Libya city burying more dead after security crackdown

TRIPOLI (Reuters) – Mourners in Libya’s second city of Benghazi were on Saturday burying some of the dozens of protesters shot dead by security forces in the worst unrest of Muammar Gaddafi’s four decades in power.

Human Rights Watch said 35 people were killed in the city late on Friday, adding to dozens who had already died in a fierce crackdown on three days of protests inspired by uprisings in neighbouring Egypt and Tunisia.

Friday’s deaths in Benghazi happened when security forces opened fire on people protesting after funeral processions for victims of earlier violence, the group said.

The New York-based watchdog said the killings on Friday took to 84 its estimate for the total death toll after three days of protests focussed on the restive region around Benghazi, 1,000 km (600 miles) east of Tripoli.

Asked by Qatar-based Al Jazeera television how many people were to be buried on Saturday, Benghazi cleric Abellah al-Warfali said he had a list of 16 people, most with bullet wounds to the head and chest.

“I saw with my own eyes a tank crushing two people in a car,” he said. “They didn’t do any harm to anyone.”

The private Quryna newspaper, which is based in Benghazi and has been linked to one of Gaddafi’s sons, said 24 people were killed in Benghazi on Friday.

It said security forces opened fire to stop protesters attacking the police headquarters and a military detachment where weapons were stored. “The guards were forced to use bullets,” the paper said.

The government has released no casualty figures, nor made any official comment on the violence.

OIL CASH

Away from the eastern region, the country appeared calm. A government-run newspaper blamed the protests on Zionism and the “traitors of the West,” while officials said foreign media were exaggerating the scale of the violence in the east.

Libya-watchers say an Egypt-style nationwide revolt is unlikely because Gaddafi has oil cash to smooth over social problems and he is also still respected in much of the country.

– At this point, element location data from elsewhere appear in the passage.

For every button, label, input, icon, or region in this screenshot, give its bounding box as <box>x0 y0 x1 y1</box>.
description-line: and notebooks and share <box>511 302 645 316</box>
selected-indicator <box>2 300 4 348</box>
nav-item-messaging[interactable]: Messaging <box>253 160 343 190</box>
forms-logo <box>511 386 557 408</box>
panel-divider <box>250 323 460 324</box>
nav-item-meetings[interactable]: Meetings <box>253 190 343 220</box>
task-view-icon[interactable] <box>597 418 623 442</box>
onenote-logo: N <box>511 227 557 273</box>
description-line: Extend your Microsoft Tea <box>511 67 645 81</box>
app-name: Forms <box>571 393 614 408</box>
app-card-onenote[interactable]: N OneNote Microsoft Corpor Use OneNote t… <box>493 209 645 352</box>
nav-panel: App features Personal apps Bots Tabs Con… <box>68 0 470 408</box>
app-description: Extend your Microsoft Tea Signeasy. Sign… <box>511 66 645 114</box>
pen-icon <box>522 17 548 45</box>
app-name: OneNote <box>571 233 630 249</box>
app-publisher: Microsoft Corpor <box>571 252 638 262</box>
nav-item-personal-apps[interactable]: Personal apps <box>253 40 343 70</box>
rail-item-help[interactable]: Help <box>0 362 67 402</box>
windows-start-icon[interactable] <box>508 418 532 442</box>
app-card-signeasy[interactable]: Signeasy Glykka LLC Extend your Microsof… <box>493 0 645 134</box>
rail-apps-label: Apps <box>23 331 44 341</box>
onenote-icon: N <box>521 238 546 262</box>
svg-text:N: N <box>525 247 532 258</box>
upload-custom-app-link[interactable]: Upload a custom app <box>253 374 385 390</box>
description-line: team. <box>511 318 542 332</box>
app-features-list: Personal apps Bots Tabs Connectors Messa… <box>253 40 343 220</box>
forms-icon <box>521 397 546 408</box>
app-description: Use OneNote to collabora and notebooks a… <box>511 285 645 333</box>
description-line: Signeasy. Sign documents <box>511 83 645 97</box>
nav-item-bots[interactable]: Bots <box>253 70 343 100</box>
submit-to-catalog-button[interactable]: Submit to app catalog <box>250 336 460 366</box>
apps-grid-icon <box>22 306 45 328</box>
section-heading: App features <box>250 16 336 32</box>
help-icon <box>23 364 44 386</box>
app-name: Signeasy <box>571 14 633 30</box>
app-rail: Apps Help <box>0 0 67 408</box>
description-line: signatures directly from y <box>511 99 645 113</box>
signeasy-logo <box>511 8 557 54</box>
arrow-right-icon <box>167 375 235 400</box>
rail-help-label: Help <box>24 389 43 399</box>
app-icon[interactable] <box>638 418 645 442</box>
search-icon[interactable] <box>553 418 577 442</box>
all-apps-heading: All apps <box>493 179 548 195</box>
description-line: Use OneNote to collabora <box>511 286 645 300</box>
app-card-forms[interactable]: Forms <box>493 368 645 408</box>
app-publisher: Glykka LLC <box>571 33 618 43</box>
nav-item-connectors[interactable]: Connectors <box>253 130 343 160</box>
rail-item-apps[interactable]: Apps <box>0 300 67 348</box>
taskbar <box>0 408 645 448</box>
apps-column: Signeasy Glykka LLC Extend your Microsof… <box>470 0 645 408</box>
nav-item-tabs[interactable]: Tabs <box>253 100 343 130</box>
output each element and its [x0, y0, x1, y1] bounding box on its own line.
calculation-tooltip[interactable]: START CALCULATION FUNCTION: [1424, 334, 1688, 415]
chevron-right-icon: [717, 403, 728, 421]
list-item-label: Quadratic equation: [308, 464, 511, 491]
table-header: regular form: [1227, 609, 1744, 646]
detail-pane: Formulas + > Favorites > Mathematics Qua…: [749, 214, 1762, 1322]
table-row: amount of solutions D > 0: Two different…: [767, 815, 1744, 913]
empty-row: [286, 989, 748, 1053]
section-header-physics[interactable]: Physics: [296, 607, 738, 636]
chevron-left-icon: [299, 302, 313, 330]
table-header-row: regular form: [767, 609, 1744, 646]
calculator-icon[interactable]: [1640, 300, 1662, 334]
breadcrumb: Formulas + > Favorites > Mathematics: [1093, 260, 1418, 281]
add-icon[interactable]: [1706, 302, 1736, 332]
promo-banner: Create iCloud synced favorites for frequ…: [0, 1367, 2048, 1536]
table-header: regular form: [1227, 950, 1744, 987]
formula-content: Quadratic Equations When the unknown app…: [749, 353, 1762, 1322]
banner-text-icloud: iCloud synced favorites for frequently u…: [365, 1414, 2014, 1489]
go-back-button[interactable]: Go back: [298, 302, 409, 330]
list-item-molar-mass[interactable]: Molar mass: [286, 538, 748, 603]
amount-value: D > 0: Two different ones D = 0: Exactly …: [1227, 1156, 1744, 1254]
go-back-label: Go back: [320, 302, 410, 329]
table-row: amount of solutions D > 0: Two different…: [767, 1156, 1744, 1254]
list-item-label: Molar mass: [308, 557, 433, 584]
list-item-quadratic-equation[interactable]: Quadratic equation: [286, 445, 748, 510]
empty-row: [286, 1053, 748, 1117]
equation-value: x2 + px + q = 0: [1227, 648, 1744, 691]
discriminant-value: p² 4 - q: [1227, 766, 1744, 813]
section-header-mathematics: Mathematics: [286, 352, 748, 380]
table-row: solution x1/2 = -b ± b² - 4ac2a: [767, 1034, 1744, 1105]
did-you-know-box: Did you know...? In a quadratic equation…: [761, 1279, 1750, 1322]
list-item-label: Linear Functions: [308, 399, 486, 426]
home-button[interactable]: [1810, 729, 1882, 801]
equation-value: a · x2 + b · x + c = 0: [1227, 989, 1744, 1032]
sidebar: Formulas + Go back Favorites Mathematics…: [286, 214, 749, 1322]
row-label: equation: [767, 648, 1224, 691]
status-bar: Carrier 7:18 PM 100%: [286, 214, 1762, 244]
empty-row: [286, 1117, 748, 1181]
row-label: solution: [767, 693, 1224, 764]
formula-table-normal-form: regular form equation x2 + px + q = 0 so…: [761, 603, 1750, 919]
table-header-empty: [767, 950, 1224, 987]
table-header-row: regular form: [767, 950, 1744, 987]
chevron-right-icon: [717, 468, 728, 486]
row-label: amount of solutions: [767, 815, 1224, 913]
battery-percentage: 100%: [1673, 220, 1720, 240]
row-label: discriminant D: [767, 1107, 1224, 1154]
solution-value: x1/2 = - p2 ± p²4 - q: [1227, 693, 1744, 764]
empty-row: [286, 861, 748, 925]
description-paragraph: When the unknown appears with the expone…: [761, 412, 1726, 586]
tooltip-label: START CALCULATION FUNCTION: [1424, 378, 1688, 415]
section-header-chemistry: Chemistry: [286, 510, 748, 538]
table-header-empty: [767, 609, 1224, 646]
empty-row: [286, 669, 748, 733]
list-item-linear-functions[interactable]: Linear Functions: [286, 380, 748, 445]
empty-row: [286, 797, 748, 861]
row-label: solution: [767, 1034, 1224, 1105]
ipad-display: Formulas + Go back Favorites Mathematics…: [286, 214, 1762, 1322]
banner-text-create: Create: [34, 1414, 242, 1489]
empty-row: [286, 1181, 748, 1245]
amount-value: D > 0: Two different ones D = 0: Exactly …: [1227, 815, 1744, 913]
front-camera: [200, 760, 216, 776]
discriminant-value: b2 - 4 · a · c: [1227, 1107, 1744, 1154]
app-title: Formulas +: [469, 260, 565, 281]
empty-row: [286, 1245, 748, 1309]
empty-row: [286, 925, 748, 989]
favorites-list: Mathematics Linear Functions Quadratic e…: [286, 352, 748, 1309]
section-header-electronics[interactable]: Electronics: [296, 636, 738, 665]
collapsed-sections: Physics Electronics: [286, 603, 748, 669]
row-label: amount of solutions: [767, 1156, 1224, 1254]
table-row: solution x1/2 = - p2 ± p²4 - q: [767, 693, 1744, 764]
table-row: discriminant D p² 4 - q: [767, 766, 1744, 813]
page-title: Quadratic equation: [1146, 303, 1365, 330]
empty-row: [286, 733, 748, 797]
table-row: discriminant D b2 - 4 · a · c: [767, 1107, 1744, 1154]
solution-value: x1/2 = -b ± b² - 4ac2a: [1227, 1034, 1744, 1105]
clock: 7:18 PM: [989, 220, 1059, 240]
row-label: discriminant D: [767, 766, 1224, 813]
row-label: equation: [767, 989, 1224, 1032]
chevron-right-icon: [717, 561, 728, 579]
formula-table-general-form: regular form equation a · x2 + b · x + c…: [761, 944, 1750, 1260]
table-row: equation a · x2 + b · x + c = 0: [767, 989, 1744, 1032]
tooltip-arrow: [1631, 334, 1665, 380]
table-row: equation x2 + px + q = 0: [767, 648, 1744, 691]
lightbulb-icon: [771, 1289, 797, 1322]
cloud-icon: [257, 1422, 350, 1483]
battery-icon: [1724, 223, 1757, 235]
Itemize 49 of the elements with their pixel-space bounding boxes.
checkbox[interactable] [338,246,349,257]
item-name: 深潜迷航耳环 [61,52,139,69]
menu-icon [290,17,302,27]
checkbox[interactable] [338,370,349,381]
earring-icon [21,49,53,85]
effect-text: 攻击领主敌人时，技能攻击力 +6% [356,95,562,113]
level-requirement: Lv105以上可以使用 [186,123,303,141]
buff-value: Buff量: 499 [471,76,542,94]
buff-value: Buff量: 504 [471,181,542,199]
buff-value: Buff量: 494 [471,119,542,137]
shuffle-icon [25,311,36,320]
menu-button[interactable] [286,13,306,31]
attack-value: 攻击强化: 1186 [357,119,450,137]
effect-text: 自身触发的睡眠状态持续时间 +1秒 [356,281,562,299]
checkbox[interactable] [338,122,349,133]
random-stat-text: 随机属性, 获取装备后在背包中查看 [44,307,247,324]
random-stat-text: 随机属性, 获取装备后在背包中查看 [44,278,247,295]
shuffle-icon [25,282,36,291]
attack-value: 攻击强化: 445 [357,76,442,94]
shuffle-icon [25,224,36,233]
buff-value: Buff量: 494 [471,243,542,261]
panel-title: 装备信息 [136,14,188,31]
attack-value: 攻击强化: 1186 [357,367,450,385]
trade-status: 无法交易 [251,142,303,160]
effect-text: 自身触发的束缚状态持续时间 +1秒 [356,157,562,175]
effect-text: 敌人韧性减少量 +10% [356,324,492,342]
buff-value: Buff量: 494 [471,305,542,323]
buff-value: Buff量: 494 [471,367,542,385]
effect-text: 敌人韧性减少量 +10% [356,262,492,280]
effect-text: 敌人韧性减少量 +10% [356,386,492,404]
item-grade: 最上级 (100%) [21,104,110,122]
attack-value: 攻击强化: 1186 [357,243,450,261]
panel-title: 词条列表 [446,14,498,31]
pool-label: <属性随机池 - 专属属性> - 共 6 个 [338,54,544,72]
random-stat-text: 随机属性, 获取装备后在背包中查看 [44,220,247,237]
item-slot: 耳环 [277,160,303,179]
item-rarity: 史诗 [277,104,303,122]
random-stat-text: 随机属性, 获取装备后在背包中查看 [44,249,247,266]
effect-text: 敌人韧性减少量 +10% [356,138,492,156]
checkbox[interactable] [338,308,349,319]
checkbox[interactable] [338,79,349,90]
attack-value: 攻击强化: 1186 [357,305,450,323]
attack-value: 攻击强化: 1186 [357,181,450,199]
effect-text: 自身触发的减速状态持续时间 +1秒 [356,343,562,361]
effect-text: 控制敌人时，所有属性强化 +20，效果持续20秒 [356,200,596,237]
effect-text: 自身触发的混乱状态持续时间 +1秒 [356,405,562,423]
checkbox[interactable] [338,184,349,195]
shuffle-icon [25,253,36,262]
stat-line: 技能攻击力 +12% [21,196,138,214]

In London, British foreign minister William Hague said he had reports that heavy weapons fire and sniper units were being used against demonstrators. “This is clearly unacceptable and horrifying,” he said in a statement.

A Benghazi resident, who lives near the city centre, said shooting could be heard on Friday night and that protesters attacked and damaged the state-run radio station near his home.

“I heard shooting last night until midnight,” the resident, who did not want to be identified, told Reuters. “The radio station has been attacked … We do not know what we are going to do.”

He said most people were staying inside their houses because they were too frightened to go out.

The security forces in the streets were wearing yellow hats, the witness said, which are not part of standard Libyan police or army uniform. “They are not Libyans,” he said.

Another Benghazi resident told Reuters from the city: “There are still a large number of protesters standing in front of Benghazi court. They have decided they are not going to move.”


POLICE STATIONS TORCHED

A security source said that there were still clashes going on in the region between Benghazi and the town of Al Bayda, about 200 km away, where local people said dozens have also been killed by security forces in the past 72 hours.

“The situation in the eastern area from Al Bayda to Benghazi is 80 percent under control … A lot of police stations have been set on fire or damaged,” the security source told Reuters. He also said: “Please do not believe what foreign radio and television are saying. Their information is not exact.”

Foreign journalists have not been allowed to enter Libya since the unrest began, local reporters have been barred from travelling to Benghazi and mobile phone connections to towns in the east of the country have frequently been out of service.

Al Jazeera said its signal was being jammed on several frequencies and its website had been blocked in Libya.

The state-run Alzahf Alakhdar, or Green March, newspaper published an editorial under the title: “No leader except Gaddafi!” and sent a defiant message to opponents of his rule.

“Our people are today more determined to face their challenges and to confront all the dirty plans and the conspiracies designed by America and Zionism and the traitors of the West.”